En arrivant le l'autre côté de la rivière*, Lapin.Blanc.Rapide était presque
mort de faim.
Par la fenêtre entrouverte d'un restaurant lui parvenaient d'incroyables
odeurs de nourriture céleste.
" Hmmm ... ça sent drôlement bon ici ! " complimenta le garçon en passant
le nez (c'est une image) à travers la porte de service.
* rivière :
La Nusse coule ici, à flots.
La cuisinière
était tranquillement assise, dévorant aves avidité un roman-photo.

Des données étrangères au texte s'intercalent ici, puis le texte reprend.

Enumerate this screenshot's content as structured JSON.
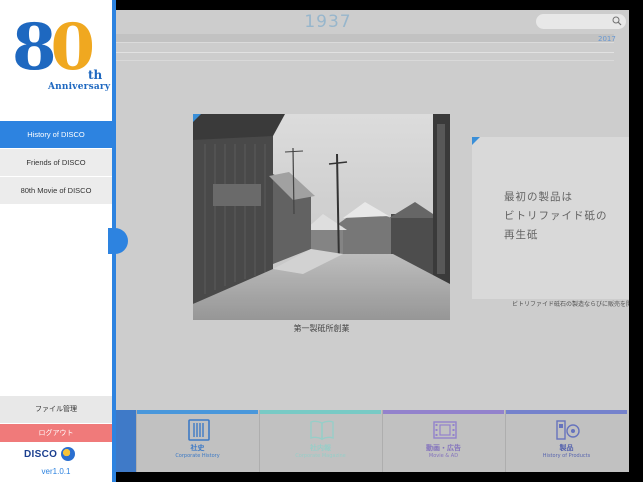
{
  "timeline": {
    "year": "1937",
    "end_year": "2017"
  },
  "photo": {
    "caption": "第一製砥所創業"
  },
  "card": {
    "lines": [
      "最初の製品は",
      "ビトリファイド砥の",
      "再生砥"
    ],
    "subtext": "ビトリファイド砥石の製造ならびに販売を開"
  },
  "tabs": [
    {
      "jp": "社史",
      "en": "Corporate History",
      "icon": "book-icon",
      "color": "#3a8fd8"
    },
    {
      "jp": "社内報",
      "en": "Corporate Magazine",
      "icon": "open-book-icon",
      "color": "#6dc6c0"
    },
    {
      "jp": "動画・広告",
      "en": "Movie & AD",
      "icon": "film-icon",
      "color": "#8a78c8"
    },
    {
      "jp": "製品",
      "en": "History of Products",
      "icon": "products-icon",
      "color": "#6a78c8"
    }
  ],
  "sidebar": {
    "logo": {
      "number": "80",
      "suffix": "th",
      "word": "Anniversary"
    },
    "nav": [
      {
        "label": "History of DISCO",
        "active": true
      },
      {
        "label": "Friends of DISCO",
        "active": false
      },
      {
        "label": "80th Movie of DISCO",
        "active": false
      }
    ],
    "file_mgmt": "ファイル管理",
    "logout": "ログアウト",
    "brand": "DISCO",
    "version": "ver1.0.1"
  },
  "colors": {
    "accent": "#2d83e0",
    "logout": "#f07a7a",
    "logo_orange": "#f0a820"
  }
}
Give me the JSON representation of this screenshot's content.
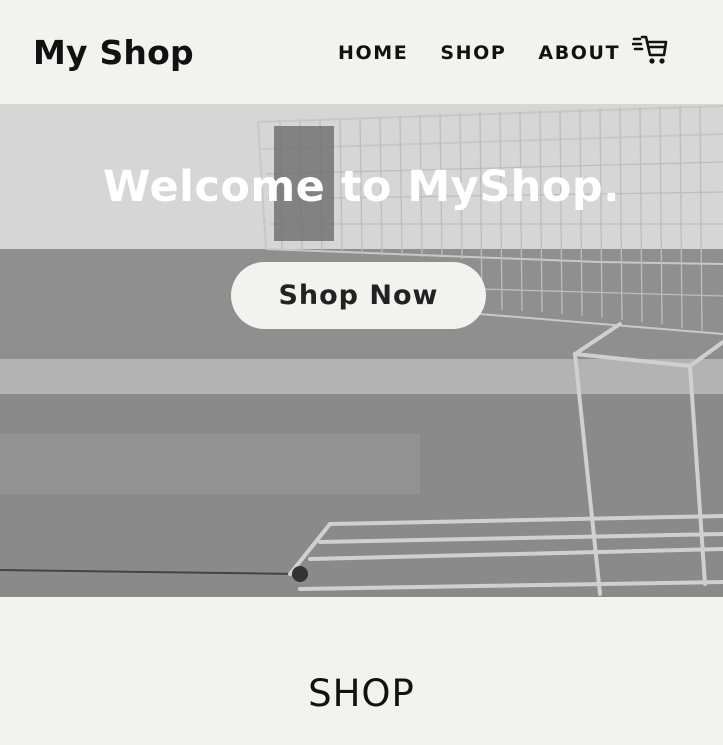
{
  "header": {
    "logo": "My Shop",
    "nav": [
      {
        "label": "HOME"
      },
      {
        "label": "SHOP"
      },
      {
        "label": "ABOUT"
      }
    ],
    "cart_icon": "shopping-cart-icon"
  },
  "hero": {
    "title": "Welcome to MyShop.",
    "cta_label": "Shop Now",
    "image": "shopping-cart-photo"
  },
  "shop_section": {
    "title": "SHOP"
  },
  "colors": {
    "background": "#f2f3ef",
    "text": "#111111",
    "hero_text": "#ffffff"
  }
}
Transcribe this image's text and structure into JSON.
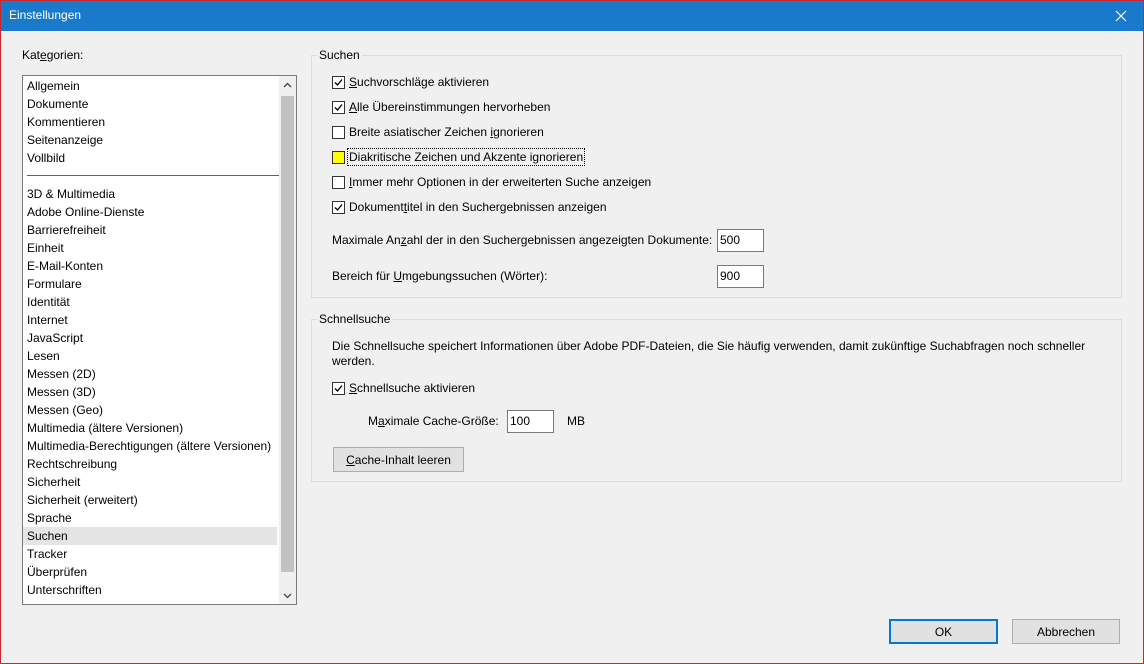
{
  "window": {
    "title": "Einstellungen"
  },
  "categories": {
    "label": "Kategorien:",
    "top_items": [
      "Allgemein",
      "Dokumente",
      "Kommentieren",
      "Seitenanzeige",
      "Vollbild"
    ],
    "items": [
      "3D & Multimedia",
      "Adobe Online-Dienste",
      "Barrierefreiheit",
      "Einheit",
      "E-Mail-Konten",
      "Formulare",
      "Identität",
      "Internet",
      "JavaScript",
      "Lesen",
      "Messen (2D)",
      "Messen (3D)",
      "Messen (Geo)",
      "Multimedia (ältere Versionen)",
      "Multimedia-Berechtigungen (ältere Versionen)",
      "Rechtschreibung",
      "Sicherheit",
      "Sicherheit (erweitert)",
      "Sprache",
      "Suchen",
      "Tracker",
      "Überprüfen",
      "Unterschriften"
    ],
    "selected": "Suchen"
  },
  "search": {
    "group_title": "Suchen",
    "checkboxes": [
      {
        "label": "Suchvorschläge aktivieren",
        "checked": true
      },
      {
        "label": "Alle Übereinstimmungen hervorheben",
        "checked": true
      },
      {
        "label": "Breite asiatischer Zeichen ignorieren",
        "checked": false
      },
      {
        "label": "Diakritische Zeichen und Akzente ignorieren",
        "checked": false
      },
      {
        "label": "Immer mehr Optionen in der erweiterten Suche anzeigen",
        "checked": false
      },
      {
        "label": "Dokumenttitel in den Suchergebnissen anzeigen",
        "checked": true
      }
    ],
    "max_docs_label": "Maximale Anzahl der in den Suchergebnissen angezeigten Dokumente:",
    "max_docs_value": "500",
    "range_label": "Bereich für Umgebungssuchen (Wörter):",
    "range_value": "900"
  },
  "quicksearch": {
    "group_title": "Schnellsuche",
    "description": "Die Schnellsuche speichert Informationen über Adobe PDF-Dateien, die Sie häufig verwenden, damit zukünftige Suchabfragen noch schneller werden.",
    "enable_label": "Schnellsuche aktivieren",
    "enable_checked": true,
    "cache_label": "Maximale Cache-Größe:",
    "cache_value": "100",
    "cache_unit": "MB",
    "clear_button": "Cache-Inhalt leeren"
  },
  "buttons": {
    "ok": "OK",
    "cancel": "Abbrechen"
  },
  "colors": {
    "titlebar": "#1979ca",
    "highlight": "#ffff00",
    "selection": "#e5e5e5"
  },
  "icons": [
    "close-icon",
    "check-icon",
    "chevron-up-icon",
    "chevron-down-icon"
  ]
}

Le terrible " coup de feu " était passé et les douze coups de midi* étaient
déjà loin.
* midi : Les
douze coups de minuit sont plus rapides (dixit White Speed Rabitt himself,
ça ne m'a pas frappé)
Bertrand demanda
s'il était toujours possible de manger quelque chose, peut-être une petite
omelette torbésienne.
" Salut Mathilde, à bientôt ! " saluaient les derniers clients.
A regret, la jeune femme abandonna sa lecture, de toute façon c'était
l'heure des " Feux de l'amour et du hasard " et elle alluma la télévision.
Bertrand lui dit de ne surtout pas se déranger et qu'il serait ravi de
pouvoir regarder cet épisode en sa compagnie car c'était une série qu'il
suivait aussi avec passion.
Quand ses nombreuses occupations le lui permettaient, c'est à dire jamais.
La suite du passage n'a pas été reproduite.